No this is to be expected. Modern Operating Systems use so called virtual memory, which only get's mapped onto physical memory when it is used.
On Unix systems you can easiely see virtual and physical memory usege. For example:
program Test;
begin
GetMem(1024*1024*1024); // Alloc 1 Gig
ReadLn; // avoid closing
end.
Compiling and executing and looking into top:
Tasks: 10 total, 1 running, 8 sleeping, 1 stopped, 0 zombie
%Cpu(s): 0.0 us, 0.3 sy, 0.0 ni, 99.7 id, 0.0 wa, 0.0 hi, 0.0 si, 0.0 st
MiB Mem : 15941.52+total, 15191.93+free, 694.270 used, 313.387 buff/cache
MiB Swap: 4096.000 total, 4096.000 free, 0.000 used. 15247.25+avail Mem
PID USER PR NI VIRT RES SHR S %CPU %MEM TIME+ COMMAND
...
345 frederic 20 0 1048988 4 0 T 0.000 0.000 0:00.00 test
...
As you can see, the process test takes about 1 gig of virtual memory (VIRT), but only 4 Kbytes of phsyical memory (RES)
If we now touch this memory once:
program Test;
var
p: PInteger;
begin
p := GetMem(1024*1024*1024);
FillChar(p^, 1024*1024*1024, #00);
ReadLn;
end.
We get in top:
top - 14:45:27 up 5 min, 0 users, load average: 0.02, 0.01, 0.00
Tasks: 11 total, 2 running, 8 sleeping, 1 stopped, 0 zombie
%Cpu(s): 0.6 us, 3.6 sy, 0.0 ni, 95.9 id, 0.0 wa, 0.0 hi, 0.0 si, 0.0 st
MiB Mem : 15941.52+total, 14512.57+free, 1284.270 used, 405.113 buff/cache
MiB Swap: 4096.000 total, 4096.000 free, 0.000 used. 14657.25+avail Mem
PID USER PR NI VIRT RES SHR S %CPU %MEM TIME+ COMMAND
544 frederic 20 0 1048988 578216 172 R 86.67 3.542 0:00.13 test
Which no has a massive physical memory usage (it's not quite the virutal one because operating systems are complicated).

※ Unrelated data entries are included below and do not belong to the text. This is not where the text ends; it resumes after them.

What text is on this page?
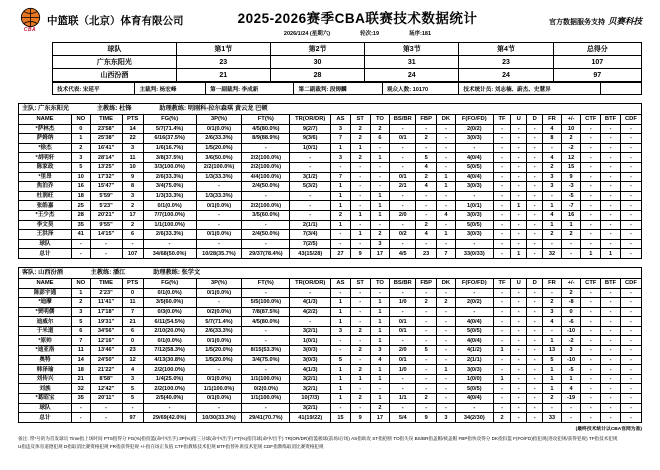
CBA
中篮联（北京）体育有限公司	2025-2026赛季CBA联赛技术数据统计
2026/1/24 (星期六)	轮次:19	场序:181
官方数据服务支持 贝赛科技
球队	第1节	第2节	第3节	第4节	总得分
广东东阳光	23	30	31	23	107
山西汾酒	21	28	24	24	97
技术代表: 宋延平	主裁判: 杨宏峰	第一副裁判: 李成新	第二副裁判: 段铸麟	观众人数: 10170	技术统计员: 刘志楠、蔚杰、史慧异	
主队: 广东东阳光 主教练: 杜锋 助理教练: 明刚科-拉尔森琪 黄云龙 巴顿																						
NAME	NO	TIME	PTS	FG(%)	3P(%)	FT(%)	TR(OR/DR)	AS	ST	TO	BS/BR	FBP	DK	F(FO/FD)	TF	U	D	FR	+/-	CTF	BTF	CDF
*萨林杰	0	23'58"	14	5/7(71.4%)	0/1(0.0%)	4/5(80.0%)	9(2/7)	3	2	2	-	-	-	2(0/2)	-	-	-	4	10	-	-	-
萨姆纳	1	25'38"	22	6/16(37.5%)	2/6(33.3%)	8/9(88.9%)	9(3/6)	7	2	6	0/1	2	-	3(0/3)	-	-	-	8	2	-	-	-
*徐杰	2	16'41"	3	1/6(16.7%)	1/5(20.0%)	-	1(0/1)	1	1	-	-	-	-	-	-	-	-	-	-2	-	-	-
*胡明轩	3	28'14"	11	3/8(37.5%)	3/6(50.0%)	2/2(100.0%)	-	3	2	1	-	5	-	4(0/4)	-	-	-	4	12	-	-	-
陈家政	5	13'25"	10	3/3(100.0%)	2/2(100.0%)	2/2(100.0%)	-	-	-	-	-	4	-	5(0/5)	-	-	-	2	15	-	-	-
*里昂	10	17'32"	9	2/6(33.3%)	1/3(33.3%)	4/4(100.0%)	3(1/2)	7	-	-	0/1	2	1	4(0/4)	-	-	-	3	9	-	-	-
焦泊乔	16	15'47"	8	3/4(75.0%)	-	2/4(50.0%)	5(3/2)	1	-	-	2/1	4	1	3(0/3)	-	-	-	3	-3	-	-	-
杜润旺	18	5'59"	3	1/3(33.3%)	1/3(33.3%)	-	-	1	-	1	-	-	-	-	-	-	-	-	-5	-	-	-
张皓嘉	25	5'23"	2	0/1(0.0%)	0/1(0.0%)	2/2(100.0%)	-	1	-	1	-	-	-	1(0/1)	-	1	-	1	-7	-	-	-
*王少杰	28	20'21"	17	7/7(100.0%)	-	3/5(60.0%)	-	2	1	1	2/0	-	4	3(0/3)	-	-	-	4	16	-	-	-
李文昊	35	9'55"	2	1/1(100.0%)	-	-	2(1/1)	1	-	-	-	2	-	5(0/5)	-	-	-	1	1	-	-	-
王洪泽	41	14'15"	6	2/6(33.3%)	0/1(0.0%)	2/4(50.0%)	7(3/4)	-	1	2	0/2	4	1	3(0/3)	-	-	-	2	2	-	-	-
球队	-	-	-	-	-	-	7(2/5)	-	-	3	-	-	-	-	-	-	-	-	-	-	-	-
总计	-	-	107	34/68(50.0%)	10/28(35.7%)	29/37(78.4%)	43(15/28)	27	9	17	4/5	23	7	33(0/33)	-	1	-	32	-	1	1	-
客队: 山西汾酒 主教练: 潘江 助理教练: 张学文																						
NAME	NO	TIME	PTS	FG(%)	3P(%)	FT(%)	TR(OR/DR)	AS	ST	TO	BS/BR	FBP	DK	F(FO/FD)	TF	U	D	FR	+/-	CTF	BTF	CDF
陈彭宇通	1	2'23"	0	0/1(0.0%)	0/1(0.0%)	-	-	-	-	-	-	-	-	-	-	-	-	-	2	-	-	-
*迪摩	2	11'41"	11	3/5(60.0%)	-	5/5(100.0%)	4(1/3)	1	-	1	1/0	2	2	2(0/2)	-	-	-	2	-8	-	-	-
*贾明儒	3	17'18"	7	0/3(0.0%)	0/2(0.0%)	7/8(87.5%)	4(2/2)	1	-	1	-	-	-	-	-	-	-	3	0	-	-	-
迪威尔	5	19'31"	21	6/11(54.5%)	5/7(71.4%)	4/5(80.0%)	-	1	-	1	0/1	-	-	4(0/4)	-	-	-	4	-6	-	-	-
于米道	6	34'56"	6	2/10(20.0%)	2/6(33.3%)	-	3(2/1)	3	2	1	0/1	-	-	5(0/5)	-	-	-	-	-10	-	-	-
*原帅	7	12'16"	0	0/1(0.0%)	0/1(0.0%)	-	1(0/1)	-	-	1	-	-	-	4(0/4)	-	-	-	1	-2	-	-	-
*迪亚洛	11	13'46"	23	7/12(58.3%)	1/5(20.0%)	8/15(53.3%)	3(0/3)	-	2	3	2/0	5	-	4(1/2)	1	-	-	13	3	-	-	-
奥特	14	24'50"	12	4/13(30.8%)	1/5(20.0%)	3/4(75.0%)	3(0/3)	5	-	4	0/1	-	-	2(1/1)	-	-	-	5	-10	-	-	-
韩泽瑜	18	21'22"	4	2/2(100.0%)	-	-	4(1/3)	1	2	1	1/0	-	1	3(0/3)	-	-	-	1	-5	-	-	-
刘传兴	21	8'58"	3	1/4(25.0%)	0/1(0.0%)	1/1(100.0%)	3(2/1)	1	1	1	-	-	-	1(0/0)	1	-	-	1	1	-	-	-
刘族	32	12'42"	5	2/2(100.0%)	1/1(100.0%)	0/2(0.0%)	3(2/1)	1	-	-	-	-	-	5(0/5)	-	-	-	1	4	-	-	-
*葛昭宝	35	20'11"	5	2/5(40.0%)	0/1(0.0%)	1/1(100.0%)	10(7/3)	1	2	1	1/1	2	-	4(0/4)	-	-	-	2	-19	-	-	-
球队	-	-	-	-	-	-	3(2/1)	-	-	2	-	-	-	-	-	-	-	-	-	-	-	-
总计	-	-	97	29/69(42.0%)	10/30(33.3%)	29/41(70.7%)	41(19/22)	15	9	17	5/4	9	3	34(2/30)	2	-	-	33	-	-	-	-
(最终技术统计以CBA官网为准)
备注: 带*号的为首发球员 Time指上场时间 PTS指得分 FG(%)指投篮(命中/出手) 3P(%)指三分球(命中/出手) FT(%)指罚球(命中/出手) TR(OR/DR)指篮板球(前场/后场) AS指助攻 ST指抢断 TO指失误 BS/BR指盖帽/被盖帽 FBP指快攻得分 DK指扣篮 F(FO/FD)指犯规(进攻犯规/获得犯规) TF指技术犯规
U指违反体育道德犯规 D指取消比赛资格犯规 FR指获得犯规 +/-指在场正负值 CTF指教练技术犯规 BTF指替补席技术犯规 CDF指教练取消比赛资格犯规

This is actually quite adventaguous for development, because this means that (virtual) memory is free, and you can allocate as much as you want, and it will only be physically allocated when you use it.
This allows you to do things like when creating a list, pre-allocate all the memory you could possibly need (e.g. a gigabyte of data), and then fill that list. The memory will only be used as much as you filled the list.
This can be quite advantaguous for example for gemoetricly growing datastructures or things like that.